ROMA – Sui Pacs la Quercia non ondeggia. Lo ribadisce il segretario dei Ds Piero Fassino con una lettera inviata a ‘Il Riformista’, in risposta ad un articolo pubblicato ieri dal quotidiano diretto da Antonio Polito in cui si disegnava il profilo di un partito ancora incerto sulle misure da adottare per regolare le coppie di fatto tra conviventi anche dello stesso stesso.
“I Ds – scrive il leader della Quercia – sono l’unico partito che ha depositato in Parlamento un disegno di legge per l’introduzione dei Pacs nel nostro ordinamento” e “su questo disegno di legge è in corso da mesi in tutta Italia una campagna di informazione con iniziative e convegni”.
“Nella mia relazione del febbraio scorso al terzo congresso dei Ds – sottolinea Fassino – ho assunto esplicito sostegno a sostenere i Pacs”, impegno, peraltro, “nuovamente ribadito al Consiglio Nazionale dei Ds di maggio”.
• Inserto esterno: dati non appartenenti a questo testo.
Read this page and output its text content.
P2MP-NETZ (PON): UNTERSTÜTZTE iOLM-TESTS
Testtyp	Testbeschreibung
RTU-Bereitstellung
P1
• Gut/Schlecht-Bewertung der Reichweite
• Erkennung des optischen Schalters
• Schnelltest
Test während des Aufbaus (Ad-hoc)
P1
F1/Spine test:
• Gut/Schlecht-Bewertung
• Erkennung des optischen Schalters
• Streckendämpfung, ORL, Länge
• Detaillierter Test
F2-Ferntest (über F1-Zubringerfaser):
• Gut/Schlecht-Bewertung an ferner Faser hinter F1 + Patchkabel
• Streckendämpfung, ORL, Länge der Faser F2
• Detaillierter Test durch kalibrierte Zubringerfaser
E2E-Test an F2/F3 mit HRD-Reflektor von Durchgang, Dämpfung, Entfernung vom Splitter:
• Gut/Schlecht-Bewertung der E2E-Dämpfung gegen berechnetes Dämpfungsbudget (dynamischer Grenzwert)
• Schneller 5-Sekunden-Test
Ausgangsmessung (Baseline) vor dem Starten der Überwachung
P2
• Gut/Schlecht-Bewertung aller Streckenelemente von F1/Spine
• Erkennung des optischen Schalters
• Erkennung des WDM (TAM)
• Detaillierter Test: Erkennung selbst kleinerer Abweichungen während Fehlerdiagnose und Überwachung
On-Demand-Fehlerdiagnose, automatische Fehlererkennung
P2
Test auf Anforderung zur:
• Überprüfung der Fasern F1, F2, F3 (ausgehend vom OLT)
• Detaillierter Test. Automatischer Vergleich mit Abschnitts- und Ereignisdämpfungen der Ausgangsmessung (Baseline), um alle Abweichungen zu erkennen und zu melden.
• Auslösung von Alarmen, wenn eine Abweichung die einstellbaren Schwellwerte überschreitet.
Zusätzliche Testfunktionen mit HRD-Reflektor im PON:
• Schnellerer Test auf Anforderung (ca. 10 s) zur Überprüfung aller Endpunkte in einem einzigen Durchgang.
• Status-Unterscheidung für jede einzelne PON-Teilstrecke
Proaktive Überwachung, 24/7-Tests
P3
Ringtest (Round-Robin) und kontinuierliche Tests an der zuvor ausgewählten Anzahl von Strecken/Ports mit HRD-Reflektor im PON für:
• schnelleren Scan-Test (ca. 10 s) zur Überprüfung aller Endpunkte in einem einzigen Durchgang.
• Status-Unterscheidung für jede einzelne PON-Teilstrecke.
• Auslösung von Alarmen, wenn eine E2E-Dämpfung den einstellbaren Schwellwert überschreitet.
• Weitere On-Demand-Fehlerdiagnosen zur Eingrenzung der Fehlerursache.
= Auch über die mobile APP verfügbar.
E’ dovere di uno Stato laico e moderno, sostiene il segretario della Quercia, “riconoscere le scelte di vita di ogni persona e assicurare tutela alle tante coppie, sia eterosessuali, sia omosessuali, che liberamente decidono la convivenza di fatto”. Una tutela, puntualizza Fassino, “che riguardi i rapporti patrimoniali e interpersonali tra conviventi e che rimuova eventuali forme di discriminazione a danno di chi ha scelto la convivenza”.
Secondo il leader dei Ds, “i Pacs costituiscono la risposta concreta a questa esigenza ed è per questo che i Ds li sostengono e si battono perchè si realizzi intorno a questa soluzione legislativa la più larga convergenza in Parlamento”.
“Come si vede – conclude Fassino – la Quercia non oscilla”.